4. Genehmigungssituation verbessern

Die Genehmigungssituation von Windenergieanlagen ließe sich zunächst durch eine Entschlackung und Klarstellung beim Prüfungs­umfang verbessern. Wesentliche Stellschraube ist aber die Schaffung konkreter und rechtsverbindlicher Prüfungsmaßstäbe. Gerade fehlen­de Maßstäbe und Standards führen oft zu einem uneinheitlichen Voll­zug sowie zu Rechts­ und Planungsunsicherheit bei Vorhabenträgern und Behörden. Paradebeispiele dafür sind das Artenschutz­, Luftver­kehrs­ und Denkmalschutzrecht. All diese Probleme setzen sich zudem auf Ebene des gerichtlichen Rechtsschutzes fort. Wichtig ist deshalb, relevante unbestimmte Rechtsbegriffe (z. B. „signifikant erhöht“, „ge­stört werden“) zu konkretisieren, um eine einheitliche sowie objektive (Über­)Prüfung zu gewährleisten. Hilfreich wäre zudem eine stärkere Priorisierung der Windenergie durch den Gesetzgeber gegenüber anderen, im öffentlichen Interesse stehenden Belangen (z. B. Land­schaftsbild, Denkmalschutz, Luftsicherheit, Artenschutz). Eine entspre­chende Wertentscheidung kann gesetzlich vorweggenommen werden und sollte nicht allein den Behörden im Vollzug überlassen werden.

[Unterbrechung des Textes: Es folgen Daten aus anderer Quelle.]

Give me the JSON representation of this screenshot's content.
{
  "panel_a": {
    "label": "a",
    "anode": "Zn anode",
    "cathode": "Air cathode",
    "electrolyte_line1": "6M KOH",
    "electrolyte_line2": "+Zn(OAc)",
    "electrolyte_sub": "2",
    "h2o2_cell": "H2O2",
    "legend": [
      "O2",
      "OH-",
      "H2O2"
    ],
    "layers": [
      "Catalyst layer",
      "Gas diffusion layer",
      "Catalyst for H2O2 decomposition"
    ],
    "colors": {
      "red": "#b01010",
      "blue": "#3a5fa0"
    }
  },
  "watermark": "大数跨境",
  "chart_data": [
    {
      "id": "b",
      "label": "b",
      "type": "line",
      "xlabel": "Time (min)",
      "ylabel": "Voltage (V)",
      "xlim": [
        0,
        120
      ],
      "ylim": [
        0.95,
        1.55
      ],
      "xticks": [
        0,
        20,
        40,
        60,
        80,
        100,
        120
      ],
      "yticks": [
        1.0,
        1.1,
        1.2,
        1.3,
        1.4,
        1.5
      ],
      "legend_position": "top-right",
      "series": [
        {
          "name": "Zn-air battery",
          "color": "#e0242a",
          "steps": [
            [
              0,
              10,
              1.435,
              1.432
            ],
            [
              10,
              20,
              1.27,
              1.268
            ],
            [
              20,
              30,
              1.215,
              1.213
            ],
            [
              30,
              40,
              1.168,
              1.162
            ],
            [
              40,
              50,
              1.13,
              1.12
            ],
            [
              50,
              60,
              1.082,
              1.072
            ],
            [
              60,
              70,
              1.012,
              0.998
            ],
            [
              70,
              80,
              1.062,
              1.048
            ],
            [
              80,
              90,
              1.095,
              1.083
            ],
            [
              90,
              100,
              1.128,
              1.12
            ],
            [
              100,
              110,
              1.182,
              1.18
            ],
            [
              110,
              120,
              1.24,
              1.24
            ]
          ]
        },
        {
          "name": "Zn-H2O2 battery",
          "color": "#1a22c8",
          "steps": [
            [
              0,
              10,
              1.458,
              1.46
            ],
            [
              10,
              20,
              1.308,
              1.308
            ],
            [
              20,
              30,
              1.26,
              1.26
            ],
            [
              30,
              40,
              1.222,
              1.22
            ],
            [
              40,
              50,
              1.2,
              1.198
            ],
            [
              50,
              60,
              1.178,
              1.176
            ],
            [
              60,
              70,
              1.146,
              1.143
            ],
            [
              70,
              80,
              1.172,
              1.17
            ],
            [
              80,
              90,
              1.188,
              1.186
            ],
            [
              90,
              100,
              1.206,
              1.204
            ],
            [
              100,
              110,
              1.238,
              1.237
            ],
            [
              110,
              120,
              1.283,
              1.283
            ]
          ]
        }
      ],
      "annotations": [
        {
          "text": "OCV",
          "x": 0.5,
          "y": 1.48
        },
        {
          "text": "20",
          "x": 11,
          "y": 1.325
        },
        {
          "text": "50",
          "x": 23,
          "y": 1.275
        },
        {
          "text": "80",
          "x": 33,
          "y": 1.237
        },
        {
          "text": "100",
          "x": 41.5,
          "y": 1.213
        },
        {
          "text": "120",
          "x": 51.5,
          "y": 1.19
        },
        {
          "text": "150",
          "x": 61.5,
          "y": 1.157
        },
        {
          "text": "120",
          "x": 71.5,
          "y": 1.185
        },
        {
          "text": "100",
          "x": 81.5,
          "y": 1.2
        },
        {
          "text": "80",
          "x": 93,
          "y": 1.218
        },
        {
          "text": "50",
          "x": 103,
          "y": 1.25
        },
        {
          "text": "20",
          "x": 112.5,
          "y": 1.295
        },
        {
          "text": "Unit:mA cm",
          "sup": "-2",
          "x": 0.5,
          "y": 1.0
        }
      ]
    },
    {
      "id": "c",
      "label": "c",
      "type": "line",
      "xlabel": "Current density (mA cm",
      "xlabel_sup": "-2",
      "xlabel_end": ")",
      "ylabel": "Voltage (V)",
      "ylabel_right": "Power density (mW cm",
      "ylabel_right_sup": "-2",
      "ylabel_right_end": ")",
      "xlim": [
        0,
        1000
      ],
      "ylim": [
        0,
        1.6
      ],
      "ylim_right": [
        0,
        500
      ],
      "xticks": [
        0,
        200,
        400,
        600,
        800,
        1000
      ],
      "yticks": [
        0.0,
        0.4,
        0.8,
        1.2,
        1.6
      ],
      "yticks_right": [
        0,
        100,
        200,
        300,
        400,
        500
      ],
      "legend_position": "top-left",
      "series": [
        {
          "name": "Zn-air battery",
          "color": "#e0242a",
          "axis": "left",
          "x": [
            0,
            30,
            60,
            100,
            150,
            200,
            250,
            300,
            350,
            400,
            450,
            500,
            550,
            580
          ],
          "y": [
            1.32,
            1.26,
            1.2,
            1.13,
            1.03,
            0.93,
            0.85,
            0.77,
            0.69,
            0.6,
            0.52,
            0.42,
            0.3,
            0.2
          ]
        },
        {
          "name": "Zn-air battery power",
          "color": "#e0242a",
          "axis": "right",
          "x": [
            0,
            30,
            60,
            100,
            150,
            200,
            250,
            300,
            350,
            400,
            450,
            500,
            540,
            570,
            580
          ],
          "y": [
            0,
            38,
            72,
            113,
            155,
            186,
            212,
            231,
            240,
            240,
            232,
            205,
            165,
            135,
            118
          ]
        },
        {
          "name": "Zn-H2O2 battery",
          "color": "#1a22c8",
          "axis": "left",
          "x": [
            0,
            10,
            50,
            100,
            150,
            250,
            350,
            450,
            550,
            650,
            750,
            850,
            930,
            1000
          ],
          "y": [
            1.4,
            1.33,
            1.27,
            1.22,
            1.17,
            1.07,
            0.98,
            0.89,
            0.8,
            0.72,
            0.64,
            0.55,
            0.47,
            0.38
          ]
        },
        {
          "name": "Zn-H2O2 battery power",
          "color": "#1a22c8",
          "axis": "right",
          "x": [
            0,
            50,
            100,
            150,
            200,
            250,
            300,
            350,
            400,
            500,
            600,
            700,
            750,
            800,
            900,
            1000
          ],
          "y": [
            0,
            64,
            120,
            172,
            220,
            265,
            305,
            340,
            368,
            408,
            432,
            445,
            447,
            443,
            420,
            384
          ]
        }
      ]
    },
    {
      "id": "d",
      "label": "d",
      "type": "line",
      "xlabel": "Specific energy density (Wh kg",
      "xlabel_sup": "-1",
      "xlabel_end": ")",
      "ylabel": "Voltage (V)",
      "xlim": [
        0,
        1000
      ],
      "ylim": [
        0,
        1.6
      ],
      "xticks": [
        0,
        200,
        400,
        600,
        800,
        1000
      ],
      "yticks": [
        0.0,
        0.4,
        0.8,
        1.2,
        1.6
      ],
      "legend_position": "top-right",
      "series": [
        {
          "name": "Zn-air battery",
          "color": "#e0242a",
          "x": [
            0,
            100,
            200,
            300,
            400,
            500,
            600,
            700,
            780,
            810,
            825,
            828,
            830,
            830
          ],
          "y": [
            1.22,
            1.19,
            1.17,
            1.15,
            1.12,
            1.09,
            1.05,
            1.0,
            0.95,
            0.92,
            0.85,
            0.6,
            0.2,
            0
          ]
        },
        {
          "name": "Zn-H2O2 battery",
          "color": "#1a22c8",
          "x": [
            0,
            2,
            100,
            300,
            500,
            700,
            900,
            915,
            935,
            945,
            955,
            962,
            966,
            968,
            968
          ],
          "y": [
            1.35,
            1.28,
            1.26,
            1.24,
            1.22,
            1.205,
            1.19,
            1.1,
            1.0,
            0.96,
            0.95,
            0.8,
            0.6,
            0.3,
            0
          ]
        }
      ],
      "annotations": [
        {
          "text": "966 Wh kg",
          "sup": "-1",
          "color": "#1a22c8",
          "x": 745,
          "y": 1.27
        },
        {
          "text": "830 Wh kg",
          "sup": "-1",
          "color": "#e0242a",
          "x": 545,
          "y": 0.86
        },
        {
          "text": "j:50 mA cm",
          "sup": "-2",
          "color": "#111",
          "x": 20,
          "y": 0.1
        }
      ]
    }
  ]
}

Auch verfahrensrechtliche Anpassungen können dazu beitragen, den Ausbau der Windenergie zu beschleunigen. Letztlich fungiert das Ver­fahren aber nur als „Hülle“ für das jeweilige Prüfprogramm, sodass das Verbesserungspotenzial durch bloße Verfahrensanpassungen – ohne Änderungen im Prüfprogramm – eher als gering einzuschätzen ist.

5. Außerrechtliche Faktoren optimieren

Die besten rechtlichen Veränderungen helfen nur, wenn sich parallel dazu die außerrechtlichen Faktoren auf den beschleunigten Ausbau der Windenergie ausrichten. Neben einer stärkeren Digitalisierung gehört dazu zwingend ausreichend Personal bei Planungsträgern, Genehmi­gungsbehörden und Gerichten. Der Bund sollte in Zusammenarbeit mit den Bundesländern nach Wegen suchen, wie die Verwaltung in den Ländern, Kreisen und Gemeinden bei diesen Aufgaben unterstützt wer­den kann. Auch Maßnahmen zur Steigerung der Akzeptanz erfordern häufig keine gesetzlichen Anpassungen, sondern einen überzeugenden politischen Willen zur Gestaltung der Transformation und ein stetes, glaub haftes Werben um eine Energiewende als Gemeinschaftswerk.

Hinweis auf weiterführende Quelle
Dieser Artikel basiert auf dem aktuellen Hintergrundpapier „Gesetzgeberische Hand­lungsmöglichkeiten zur Beschleunigung des Ausbaus der Windenergie an Land“. Die Inhalte gehen auf die Forschung der Stiftung Umweltenergierecht zum Recht der Windenergie in den letzten Jahren zurück – insbesondere im Rahmen des vom BMWi geförderten Vorhabens „NeuPlan Wind“. Das Hintergrundpapier wird demnächst zudem durch zwei umfassende Publikationen ergänzt, die die Reform des Rechts der Flächen­bereitstellung und der Genehmigung von Windenergieanlagen an Land thematisieren.